[RFC PATCH] soundwire: use driver callbacks directly with proper locking
Vinod Koul
vkoul at kernel.org
Tue Apr 12 12:53:27 CEST 2022
On 07-04-22, 17:39, Pierre-Louis Bossart wrote:
> In the SoundWire probe, we store a pointer from the driver ops into
> the 'slave' structure. This can lead to kernel oopses when unbinding
> codec drivers, e.g. with the following sequence to remove machine
> driver and codec driver.
>
> /sbin/modprobe -r snd_soc_sof_sdw
> /sbin/modprobe -r snd_soc_rt711
>
> The full details can be found in the BugLink below, for reference the
> two following examples show different cases of driver ops/callbacks
> being invoked after the driver .remove().
>
> kernel: BUG: kernel NULL pointer dereference, address: 0000000000000150
> kernel: Workqueue: events cdns_update_slave_status_work [soundwire_cadence]

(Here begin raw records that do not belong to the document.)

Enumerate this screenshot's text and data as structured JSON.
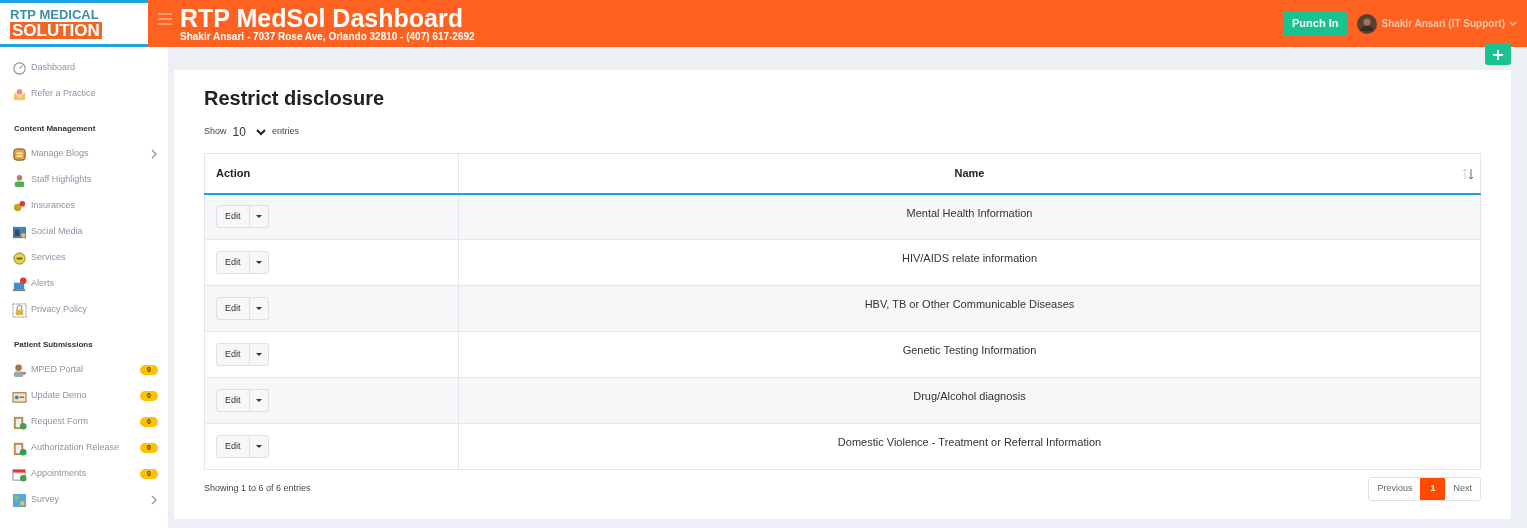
{
  "header": {
    "logo_top": "RTP MEDICAL",
    "logo_bottom": "SOLUTION",
    "title": "RTP MedSol Dashboard",
    "subtitle": "Shakir Ansari - 7037 Rose Ave, Orlando 32810 - (407) 617-2692",
    "punch_button": "Punch In",
    "user": "Shakir Ansari (IT Support)"
  },
  "sidebar": {
    "sections": [
      {
        "items": [
          {
            "label": "Dashboard",
            "has_submenu": false
          },
          {
            "label": "Refer a Practice",
            "has_submenu": false
          }
        ]
      },
      {
        "heading": "Content Management",
        "items": [
          {
            "label": "Manage Blogs",
            "has_submenu": true
          },
          {
            "label": "Staff Highlights",
            "has_submenu": false
          },
          {
            "label": "Insurances",
            "has_submenu": false
          },
          {
            "label": "Social Media",
            "has_submenu": false
          },
          {
            "label": "Services",
            "has_submenu": false
          },
          {
            "label": "Alerts",
            "has_submenu": false
          },
          {
            "label": "Privacy Policy",
            "has_submenu": false
          }
        ]
      },
      {
        "heading": "Patient Submissions",
        "items": [
          {
            "label": "MPED Portal",
            "badge": "0",
            "has_submenu": false
          },
          {
            "label": "Update Demo",
            "badge": "0",
            "has_submenu": false
          },
          {
            "label": "Request Form",
            "badge": "0",
            "has_submenu": false
          },
          {
            "label": "Authorization Release",
            "badge": "0",
            "has_submenu": false
          },
          {
            "label": "Appointments",
            "badge": "0",
            "has_submenu": false
          },
          {
            "label": "Survey",
            "has_submenu": true
          }
        ]
      }
    ]
  },
  "page": {
    "title": "Restrict disclosure",
    "show_label": "Show",
    "page_size": "10",
    "entries_label": "entries",
    "table": {
      "columns": [
        "Action",
        "Name"
      ],
      "rows": [
        {
          "action": "Edit",
          "name": "Mental Health Information"
        },
        {
          "action": "Edit",
          "name": "HIV/AIDS relate information"
        },
        {
          "action": "Edit",
          "name": "HBV, TB or Other Communicable Diseases"
        },
        {
          "action": "Edit",
          "name": "Genetic Testing Information"
        },
        {
          "action": "Edit",
          "name": "Drug/Alcohol diagnosis"
        },
        {
          "action": "Edit",
          "name": "Domestic Violence - Treatment or Referral Information"
        }
      ]
    },
    "info": "Showing 1 to 6 of 6 entries",
    "pagination": [
      {
        "label": "Previous",
        "selected": false
      },
      {
        "label": "1",
        "selected": true
      },
      {
        "label": "Next",
        "selected": false
      }
    ]
  }
}
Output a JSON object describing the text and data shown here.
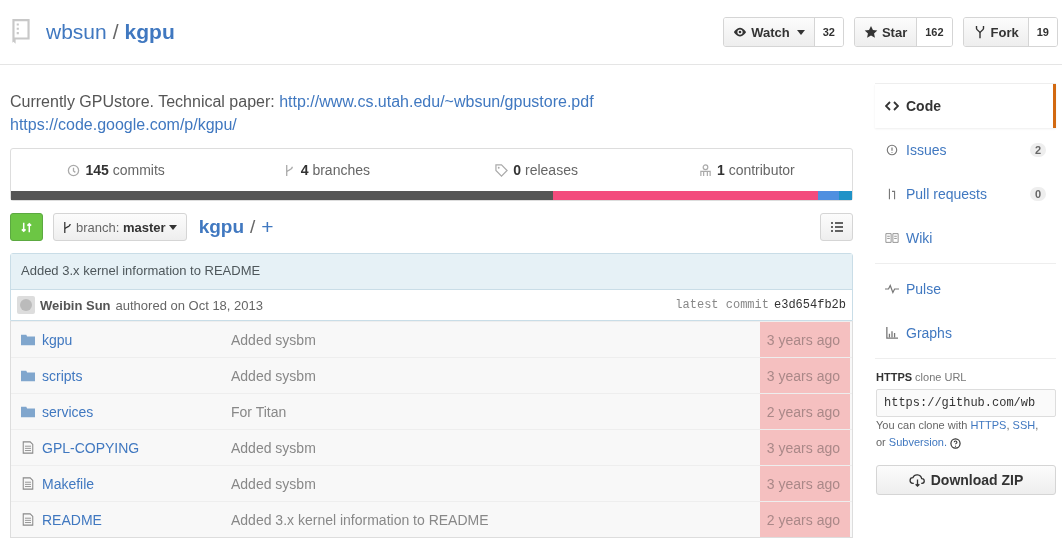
{
  "repo": {
    "owner": "wbsun",
    "separator": "/",
    "name": "kgpu"
  },
  "actions": [
    {
      "kind": "watch",
      "label": "Watch",
      "count": "32"
    },
    {
      "kind": "star",
      "label": "Star",
      "count": "162"
    },
    {
      "kind": "fork",
      "label": "Fork",
      "count": "19"
    }
  ],
  "description": {
    "text": "Currently GPUstore. Technical paper:",
    "link": "http://www.cs.utah.edu/~wbsun/gpustore.pdf",
    "homepage": "https://code.google.com/p/kgpu/"
  },
  "stats": [
    {
      "kind": "commits",
      "count": "145",
      "label": "commits"
    },
    {
      "kind": "branches",
      "count": "4",
      "label": "branches"
    },
    {
      "kind": "releases",
      "count": "0",
      "label": "releases"
    },
    {
      "kind": "contributors",
      "count": "1",
      "label": "contributor"
    }
  ],
  "languages": [
    {
      "color": "#555555"
    },
    {
      "color": "#f34b7d"
    },
    {
      "color": "#4f8fe0"
    },
    {
      "color": "#1f92c7"
    }
  ],
  "toolbar": {
    "branch_label": "branch:",
    "branch": "master",
    "path": "kgpu",
    "path_sep": "/",
    "add": "+"
  },
  "commit": {
    "message": "Added 3.x kernel information to README",
    "author": "Weibin Sun",
    "authored": "authored on Oct 18, 2013",
    "latest_label": "latest commit",
    "sha": "e3d654fb2b"
  },
  "files": {
    "age_highlighted": true,
    "rows": [
      {
        "kind": "folder",
        "name": "kgpu",
        "message": "Added sysbm",
        "age": "3 years ago"
      },
      {
        "kind": "folder",
        "name": "scripts",
        "message": "Added sysbm",
        "age": "3 years ago"
      },
      {
        "kind": "folder",
        "name": "services",
        "message": "For Titan",
        "age": "2 years ago"
      },
      {
        "kind": "file",
        "name": "GPL-COPYING",
        "message": "Added sysbm",
        "age": "3 years ago"
      },
      {
        "kind": "file",
        "name": "Makefile",
        "message": "Added sysbm",
        "age": "3 years ago"
      },
      {
        "kind": "file",
        "name": "README",
        "message": "Added 3.x kernel information to README",
        "age": "2 years ago"
      }
    ]
  },
  "sidebar": {
    "groups": [
      [
        {
          "kind": "code",
          "label": "Code",
          "selected": true
        },
        {
          "kind": "issues",
          "label": "Issues",
          "count": "2",
          "selected": false
        },
        {
          "kind": "pulls",
          "label": "Pull requests",
          "count": "0",
          "selected": false
        },
        {
          "kind": "wiki",
          "label": "Wiki",
          "selected": false
        }
      ],
      [
        {
          "kind": "pulse",
          "label": "Pulse",
          "selected": false
        },
        {
          "kind": "graphs",
          "label": "Graphs",
          "selected": false
        }
      ]
    ]
  },
  "clone": {
    "protocol": "HTTPS",
    "label": "clone URL",
    "value": "https://github.com/wb",
    "note_lines": [
      [
        {
          "kind": "text",
          "text": "You can clone with "
        },
        {
          "kind": "link",
          "text": "HTTPS"
        },
        {
          "kind": "text",
          "text": ", "
        },
        {
          "kind": "link",
          "text": "SSH"
        },
        {
          "kind": "text",
          "text": ","
        }
      ],
      [
        {
          "kind": "text",
          "text": "or "
        },
        {
          "kind": "link",
          "text": "Subversion."
        }
      ]
    ],
    "download": "Download ZIP"
  }
}
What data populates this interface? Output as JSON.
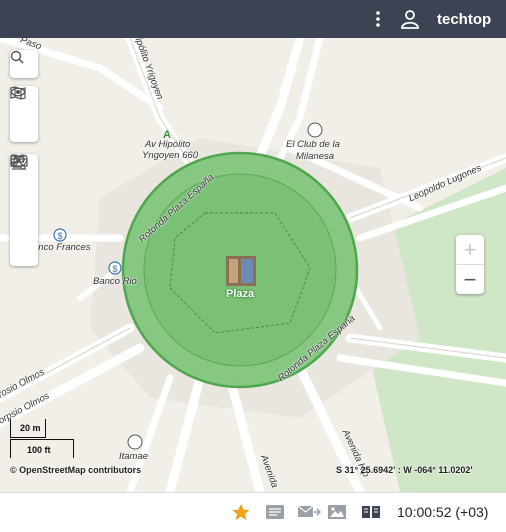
{
  "header": {
    "username": "techtop",
    "menu_icon": "kebab-menu-icon",
    "user_icon": "user-icon"
  },
  "map": {
    "place_label": "Plaza",
    "zoom_in": "+",
    "zoom_out": "−",
    "labels": {
      "av_hipolito": "Av Hipólito",
      "yngoyen": "Yngoyen 660",
      "el_club": "El Club de la",
      "milanesa": "Milanesa",
      "rotonda_top": "Rotonda Plaza España",
      "rotonda_bottom": "Rotonda Plaza España",
      "leopoldo": "Leopoldo Lugones",
      "banco_frances": "anco Frances",
      "banco_rio": "Banco Rio",
      "hipolito_road": "Hipólito Yrigoyen",
      "osio_olmos": "rosio Olmos",
      "orpsio_olmos": "orpsio Olmos",
      "itamae": "Itamae",
      "avenida": "Avenida Hip",
      "avenida2": "Avenida",
      "top_left": "Paso"
    },
    "scale": {
      "metric": "20 m",
      "imperial": "100 ft"
    },
    "attribution": "© OpenStreetMap contributors",
    "coordinates": "S 31° 25.6942' : W -064° 11.0202'"
  },
  "footer": {
    "time": "10:00:52 (+03)"
  },
  "colors": {
    "header_bg": "#3c4352",
    "geofence_fill": "#7dc47a",
    "geofence_stroke": "#4fa64c",
    "star": "#f0a21a"
  }
}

> kernel: RIP: 0010:mutex_lock+0x19/0x30
> kernel: Call Trace:
> kernel: ? sdw_handle_slave_status+0x426/0xe00 [soundwire_bus 94ff184bf398570c3f8ff7efe9e32529f532e4ae]
> kernel: ? newidle_balance+0x26a/0x400
> kernel: ? cdns_update_slave_status_work+0x1e9/0x200 [soundwire_cadence 1bcf98eebe5ba9833cd433323769ac923c9c6f82]
>
> kernel: BUG: unable to handle page fault for address: ffffffffc07654c8
> kernel: Workqueue: pm pm_runtime_work
> kernel: RIP: 0010:sdw_bus_prep_clk_stop+0x6f/0x160 [soundwire_bus]
> kernel: Call Trace:
> kernel: <TASK>
> kernel: sdw_cdns_clock_stop+0xb5/0x1b0 [soundwire_cadence 1bcf98eebe5ba9833cd433323769ac923c9c6f82]
> kernel: intel_suspend_runtime+0x5f/0x120 [soundwire_intel aca858f7c87048d3152a4a41bb68abb9b663a1dd]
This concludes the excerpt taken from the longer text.